Decision based uncertainty model to predict rockburst in underground engineering structures using gradient boosting algorithms

  • Kidega, Richard;Ondiaka, Mary Nelima;Maina, Duncan;Jonah, Kiptanui Arap Too;Kamran, Muhammad
    • Geomechanics and Engineering
    • /
    • v.30 no.3
    • /
    • pp.259-272
    • /
    • 2022
  • Rockburst is a dynamic, multivariate, and non-linear phenomenon that occurs in underground mining and civil engineering structures. Predicting rockburst is challenging since conventional models are not standardized. Hence, machine learning techniques would improve the prediction accuracies. This study describes decision based uncertainty models to predict rockburst in underground engineering structures using gradient boosting algorithms (GBM).
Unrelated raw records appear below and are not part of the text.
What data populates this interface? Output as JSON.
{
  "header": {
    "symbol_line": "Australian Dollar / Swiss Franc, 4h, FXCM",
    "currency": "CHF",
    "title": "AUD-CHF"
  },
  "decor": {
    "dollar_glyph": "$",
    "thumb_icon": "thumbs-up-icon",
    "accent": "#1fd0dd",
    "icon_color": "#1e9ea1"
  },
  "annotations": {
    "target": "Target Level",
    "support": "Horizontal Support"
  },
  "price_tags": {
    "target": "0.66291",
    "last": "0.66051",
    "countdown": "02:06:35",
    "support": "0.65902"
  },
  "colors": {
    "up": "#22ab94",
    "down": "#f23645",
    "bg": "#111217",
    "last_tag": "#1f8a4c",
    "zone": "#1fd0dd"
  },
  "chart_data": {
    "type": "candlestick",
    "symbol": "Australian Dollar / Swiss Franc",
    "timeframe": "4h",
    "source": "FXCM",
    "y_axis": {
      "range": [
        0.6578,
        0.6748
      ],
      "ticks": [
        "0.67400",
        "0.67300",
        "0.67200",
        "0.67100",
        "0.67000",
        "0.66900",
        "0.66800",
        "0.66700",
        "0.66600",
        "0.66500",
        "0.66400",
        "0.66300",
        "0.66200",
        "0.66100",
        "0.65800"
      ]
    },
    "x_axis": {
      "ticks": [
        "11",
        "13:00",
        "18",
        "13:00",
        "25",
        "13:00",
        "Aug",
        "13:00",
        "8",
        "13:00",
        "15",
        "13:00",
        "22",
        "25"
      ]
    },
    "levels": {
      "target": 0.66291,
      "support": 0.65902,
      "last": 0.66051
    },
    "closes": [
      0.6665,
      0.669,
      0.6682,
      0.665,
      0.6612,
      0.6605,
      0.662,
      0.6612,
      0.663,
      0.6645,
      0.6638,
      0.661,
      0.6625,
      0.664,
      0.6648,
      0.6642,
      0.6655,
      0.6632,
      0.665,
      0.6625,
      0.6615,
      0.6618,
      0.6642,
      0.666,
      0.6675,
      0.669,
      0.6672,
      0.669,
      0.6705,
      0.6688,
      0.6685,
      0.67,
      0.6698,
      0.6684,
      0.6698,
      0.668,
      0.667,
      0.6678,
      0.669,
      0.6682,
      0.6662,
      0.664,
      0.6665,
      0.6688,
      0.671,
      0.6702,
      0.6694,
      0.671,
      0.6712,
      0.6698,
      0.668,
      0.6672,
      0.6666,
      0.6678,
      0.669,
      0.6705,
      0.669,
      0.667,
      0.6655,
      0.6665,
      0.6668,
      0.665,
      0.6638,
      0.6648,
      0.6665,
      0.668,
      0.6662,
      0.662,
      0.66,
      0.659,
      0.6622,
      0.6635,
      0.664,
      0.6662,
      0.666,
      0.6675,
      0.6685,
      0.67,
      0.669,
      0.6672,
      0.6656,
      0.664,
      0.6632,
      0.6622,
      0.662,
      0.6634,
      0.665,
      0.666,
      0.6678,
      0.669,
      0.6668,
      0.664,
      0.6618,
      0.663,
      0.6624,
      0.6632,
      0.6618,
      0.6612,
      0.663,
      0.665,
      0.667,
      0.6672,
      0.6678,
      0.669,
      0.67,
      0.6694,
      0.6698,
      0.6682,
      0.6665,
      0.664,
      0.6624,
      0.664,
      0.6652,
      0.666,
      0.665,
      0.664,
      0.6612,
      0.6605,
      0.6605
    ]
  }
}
The model input variables were uniaxial compressive strength (UCS), uniaxial tensile strength (UTS), maximum tangential stress (MTS), excavation depth (D), stress ratio (SR), and brittleness coefficient (BC). Several models were trained using different combinations of the input variables and a 3-fold cross-validation resampling procedure. The hyperparameters comprising learning rate, number of boosting iterations, tree depth, and number of minimum observations were tuned to attain the optimum models. The performance of the models was tested using classification accuracy, Cohen's kappa coefficient (k), sensitivity and specificity. The best-performing model showed a classification accuracy, k, sensitivity and specificity values of 98%, 93%, 1.00 and 0.957 respectively by optimizing model ROC metrics. The most and least influential input variables were MTS and BC, respectively. The partial dependence plots revealed the relationship between the changes in the input variables and model predictions. The findings reveal that GBM can be used to anticipate rockburst and guide decisions about support requirements before mining development.